Deep, gutteral breathing rumbled along the hallway like an engine underwater, grarararararauuuh, and the floorboards groaned.
“You on y’own!” said Wayne, running for the foyer.
As soon as he got there, the hulking green-eyed shadow reached out of the living room doorway with those long, hairy arms. “Oh!” shrieked Jo-elle. “What the Christ!”
Halfway up the switchback staircase, Wayne paused to make sure he wasn’t alone, and he wasn’t, because the lamp-eyed creature was crawling up the wall and across the ceiling at him like some kind of huge horrible spider-bear. Wayne screamed and fought to get up to the second floor, slipping, clawing at the steps, banging his knees.
Inhaling, the creature made a deep crooning foghorn noise—“Hhhrrroooohh!”—and crabbed over the edge of the landing. When Wayne reached the top of the stairs, it was already there waiting, crawling over the banister.
“Oh!” he just had time to shout, and then the creature was on him, mumbling, wet, reeking of mold and garbage.

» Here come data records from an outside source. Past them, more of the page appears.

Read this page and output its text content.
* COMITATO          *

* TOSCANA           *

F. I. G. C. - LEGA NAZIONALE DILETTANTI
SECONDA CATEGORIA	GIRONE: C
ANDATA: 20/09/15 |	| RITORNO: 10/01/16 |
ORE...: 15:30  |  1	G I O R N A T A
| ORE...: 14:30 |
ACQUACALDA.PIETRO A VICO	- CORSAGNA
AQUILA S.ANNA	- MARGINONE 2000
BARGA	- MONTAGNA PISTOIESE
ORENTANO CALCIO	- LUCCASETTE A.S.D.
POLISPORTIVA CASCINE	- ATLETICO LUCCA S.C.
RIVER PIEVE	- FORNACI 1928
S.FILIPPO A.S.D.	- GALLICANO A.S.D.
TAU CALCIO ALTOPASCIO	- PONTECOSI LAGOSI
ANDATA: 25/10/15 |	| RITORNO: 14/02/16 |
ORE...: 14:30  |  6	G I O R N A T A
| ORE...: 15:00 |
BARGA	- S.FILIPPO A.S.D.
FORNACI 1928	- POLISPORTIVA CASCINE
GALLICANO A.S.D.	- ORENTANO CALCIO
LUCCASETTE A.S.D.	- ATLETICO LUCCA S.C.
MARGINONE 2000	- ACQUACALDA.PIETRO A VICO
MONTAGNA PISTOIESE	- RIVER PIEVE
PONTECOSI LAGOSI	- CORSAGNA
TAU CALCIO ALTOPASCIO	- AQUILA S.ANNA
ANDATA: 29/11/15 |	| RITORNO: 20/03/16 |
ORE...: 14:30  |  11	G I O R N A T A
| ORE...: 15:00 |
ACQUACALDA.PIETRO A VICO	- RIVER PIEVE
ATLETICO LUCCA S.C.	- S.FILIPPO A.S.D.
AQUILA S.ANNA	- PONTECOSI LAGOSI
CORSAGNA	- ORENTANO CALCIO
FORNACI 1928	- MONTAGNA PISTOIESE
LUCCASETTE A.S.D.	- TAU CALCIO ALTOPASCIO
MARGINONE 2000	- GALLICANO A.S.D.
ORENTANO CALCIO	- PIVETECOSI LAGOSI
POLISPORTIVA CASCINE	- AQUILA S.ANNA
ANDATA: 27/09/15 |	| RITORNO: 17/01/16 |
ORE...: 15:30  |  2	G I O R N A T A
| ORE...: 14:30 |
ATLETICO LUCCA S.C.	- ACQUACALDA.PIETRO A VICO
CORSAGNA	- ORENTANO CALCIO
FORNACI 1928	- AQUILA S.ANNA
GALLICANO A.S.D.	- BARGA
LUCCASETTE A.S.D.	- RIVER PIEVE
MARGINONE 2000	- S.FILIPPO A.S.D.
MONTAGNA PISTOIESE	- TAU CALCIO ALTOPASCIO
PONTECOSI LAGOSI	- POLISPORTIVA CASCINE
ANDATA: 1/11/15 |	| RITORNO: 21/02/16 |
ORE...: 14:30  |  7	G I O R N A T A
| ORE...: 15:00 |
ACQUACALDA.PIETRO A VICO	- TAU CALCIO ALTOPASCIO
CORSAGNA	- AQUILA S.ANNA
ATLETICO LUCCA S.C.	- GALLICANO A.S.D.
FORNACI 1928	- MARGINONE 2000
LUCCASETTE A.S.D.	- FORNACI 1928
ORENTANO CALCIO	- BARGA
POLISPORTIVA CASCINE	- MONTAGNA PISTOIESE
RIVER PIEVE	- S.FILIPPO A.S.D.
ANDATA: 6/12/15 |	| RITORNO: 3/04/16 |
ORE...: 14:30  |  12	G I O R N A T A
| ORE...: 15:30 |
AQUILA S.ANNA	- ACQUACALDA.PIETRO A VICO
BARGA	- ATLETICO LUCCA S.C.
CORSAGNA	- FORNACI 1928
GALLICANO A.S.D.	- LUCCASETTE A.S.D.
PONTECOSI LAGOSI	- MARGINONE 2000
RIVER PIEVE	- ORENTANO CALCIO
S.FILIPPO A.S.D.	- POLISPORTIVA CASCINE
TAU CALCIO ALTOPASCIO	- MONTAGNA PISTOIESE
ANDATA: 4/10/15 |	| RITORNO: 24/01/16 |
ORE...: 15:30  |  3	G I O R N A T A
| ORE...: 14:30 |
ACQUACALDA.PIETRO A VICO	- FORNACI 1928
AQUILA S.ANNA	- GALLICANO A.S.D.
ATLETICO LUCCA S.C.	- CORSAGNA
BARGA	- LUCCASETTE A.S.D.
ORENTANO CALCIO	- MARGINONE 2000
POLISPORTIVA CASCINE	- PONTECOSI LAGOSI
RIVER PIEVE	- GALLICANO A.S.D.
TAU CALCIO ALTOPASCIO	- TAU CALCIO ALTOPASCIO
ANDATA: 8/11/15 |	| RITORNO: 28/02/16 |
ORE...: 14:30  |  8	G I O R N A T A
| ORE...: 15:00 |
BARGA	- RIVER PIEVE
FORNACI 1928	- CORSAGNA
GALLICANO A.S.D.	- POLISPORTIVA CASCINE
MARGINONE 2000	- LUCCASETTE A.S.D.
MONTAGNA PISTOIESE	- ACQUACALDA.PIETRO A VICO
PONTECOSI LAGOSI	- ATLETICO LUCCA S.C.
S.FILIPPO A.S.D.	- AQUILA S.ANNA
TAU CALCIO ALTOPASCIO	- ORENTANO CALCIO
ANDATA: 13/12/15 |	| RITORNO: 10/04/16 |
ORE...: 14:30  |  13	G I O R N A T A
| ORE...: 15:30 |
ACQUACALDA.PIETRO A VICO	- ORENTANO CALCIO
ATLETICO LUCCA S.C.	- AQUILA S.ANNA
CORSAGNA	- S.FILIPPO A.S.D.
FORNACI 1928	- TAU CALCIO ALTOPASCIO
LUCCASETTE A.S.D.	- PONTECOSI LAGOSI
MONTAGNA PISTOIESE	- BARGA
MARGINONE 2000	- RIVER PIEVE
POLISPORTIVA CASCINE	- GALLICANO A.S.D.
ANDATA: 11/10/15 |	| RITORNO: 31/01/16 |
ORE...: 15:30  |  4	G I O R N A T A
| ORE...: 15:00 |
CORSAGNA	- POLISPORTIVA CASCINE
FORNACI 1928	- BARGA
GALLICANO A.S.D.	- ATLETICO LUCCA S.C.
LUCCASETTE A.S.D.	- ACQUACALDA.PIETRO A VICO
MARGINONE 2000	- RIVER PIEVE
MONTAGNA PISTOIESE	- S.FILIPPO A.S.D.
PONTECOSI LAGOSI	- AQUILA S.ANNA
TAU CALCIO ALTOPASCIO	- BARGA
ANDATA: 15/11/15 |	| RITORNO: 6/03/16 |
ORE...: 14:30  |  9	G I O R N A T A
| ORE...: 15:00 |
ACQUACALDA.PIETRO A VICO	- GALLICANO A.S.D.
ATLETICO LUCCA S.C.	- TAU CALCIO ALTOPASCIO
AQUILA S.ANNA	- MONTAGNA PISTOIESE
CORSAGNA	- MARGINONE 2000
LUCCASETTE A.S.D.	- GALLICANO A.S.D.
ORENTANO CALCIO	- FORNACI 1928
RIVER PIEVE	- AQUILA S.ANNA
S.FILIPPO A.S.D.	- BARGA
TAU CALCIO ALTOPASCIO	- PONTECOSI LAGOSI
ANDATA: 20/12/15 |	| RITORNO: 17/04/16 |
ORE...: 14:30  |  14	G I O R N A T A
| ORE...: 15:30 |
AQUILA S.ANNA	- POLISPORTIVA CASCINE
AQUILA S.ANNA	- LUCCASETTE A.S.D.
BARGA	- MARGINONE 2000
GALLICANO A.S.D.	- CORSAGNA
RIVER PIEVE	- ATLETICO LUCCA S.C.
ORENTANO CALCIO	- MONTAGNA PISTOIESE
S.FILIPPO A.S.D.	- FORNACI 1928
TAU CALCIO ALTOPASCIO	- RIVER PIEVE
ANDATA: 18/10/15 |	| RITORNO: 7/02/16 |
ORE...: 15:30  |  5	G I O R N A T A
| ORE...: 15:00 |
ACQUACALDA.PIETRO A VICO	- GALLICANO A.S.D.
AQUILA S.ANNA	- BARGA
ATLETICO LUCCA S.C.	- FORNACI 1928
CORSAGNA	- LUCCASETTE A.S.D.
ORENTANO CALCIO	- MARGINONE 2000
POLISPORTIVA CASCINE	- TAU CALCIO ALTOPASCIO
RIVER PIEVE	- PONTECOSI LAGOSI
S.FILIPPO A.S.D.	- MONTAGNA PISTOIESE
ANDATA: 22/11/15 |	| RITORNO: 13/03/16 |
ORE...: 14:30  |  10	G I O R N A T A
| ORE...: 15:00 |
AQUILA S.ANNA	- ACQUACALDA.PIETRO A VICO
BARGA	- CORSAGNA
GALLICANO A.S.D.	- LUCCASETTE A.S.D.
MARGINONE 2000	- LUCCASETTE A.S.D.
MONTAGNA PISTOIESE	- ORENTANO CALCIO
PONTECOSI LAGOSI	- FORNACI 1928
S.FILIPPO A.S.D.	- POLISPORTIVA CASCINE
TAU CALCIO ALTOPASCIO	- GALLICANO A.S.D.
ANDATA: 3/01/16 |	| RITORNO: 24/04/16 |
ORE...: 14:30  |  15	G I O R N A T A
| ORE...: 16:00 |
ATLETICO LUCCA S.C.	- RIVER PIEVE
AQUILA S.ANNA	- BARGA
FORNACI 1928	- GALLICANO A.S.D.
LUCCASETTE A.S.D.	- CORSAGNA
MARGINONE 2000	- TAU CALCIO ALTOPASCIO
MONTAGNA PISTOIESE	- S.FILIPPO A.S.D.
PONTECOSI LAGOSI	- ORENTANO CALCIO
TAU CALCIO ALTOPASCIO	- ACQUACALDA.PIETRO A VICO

The thing’s mouth widened, a pit cracking open a long head like a watermelon, and rows of slimy teeth glistened in that eerie sea-light from above. It leaned forward and took Wayne’s entire head in its jaws.
A leathery tongue pressed against his eyebrow, hot breath washing his face.
Clang!
The monster straightened, growling at Jo-elle, who stood over it with the rotary-phone in one hand. “It’s for you, bitch!” He brought the phone cradle down on that shaggy head again. Clang!
Grateful for the distraction, Wayne clambered on his hands and knees across the landing.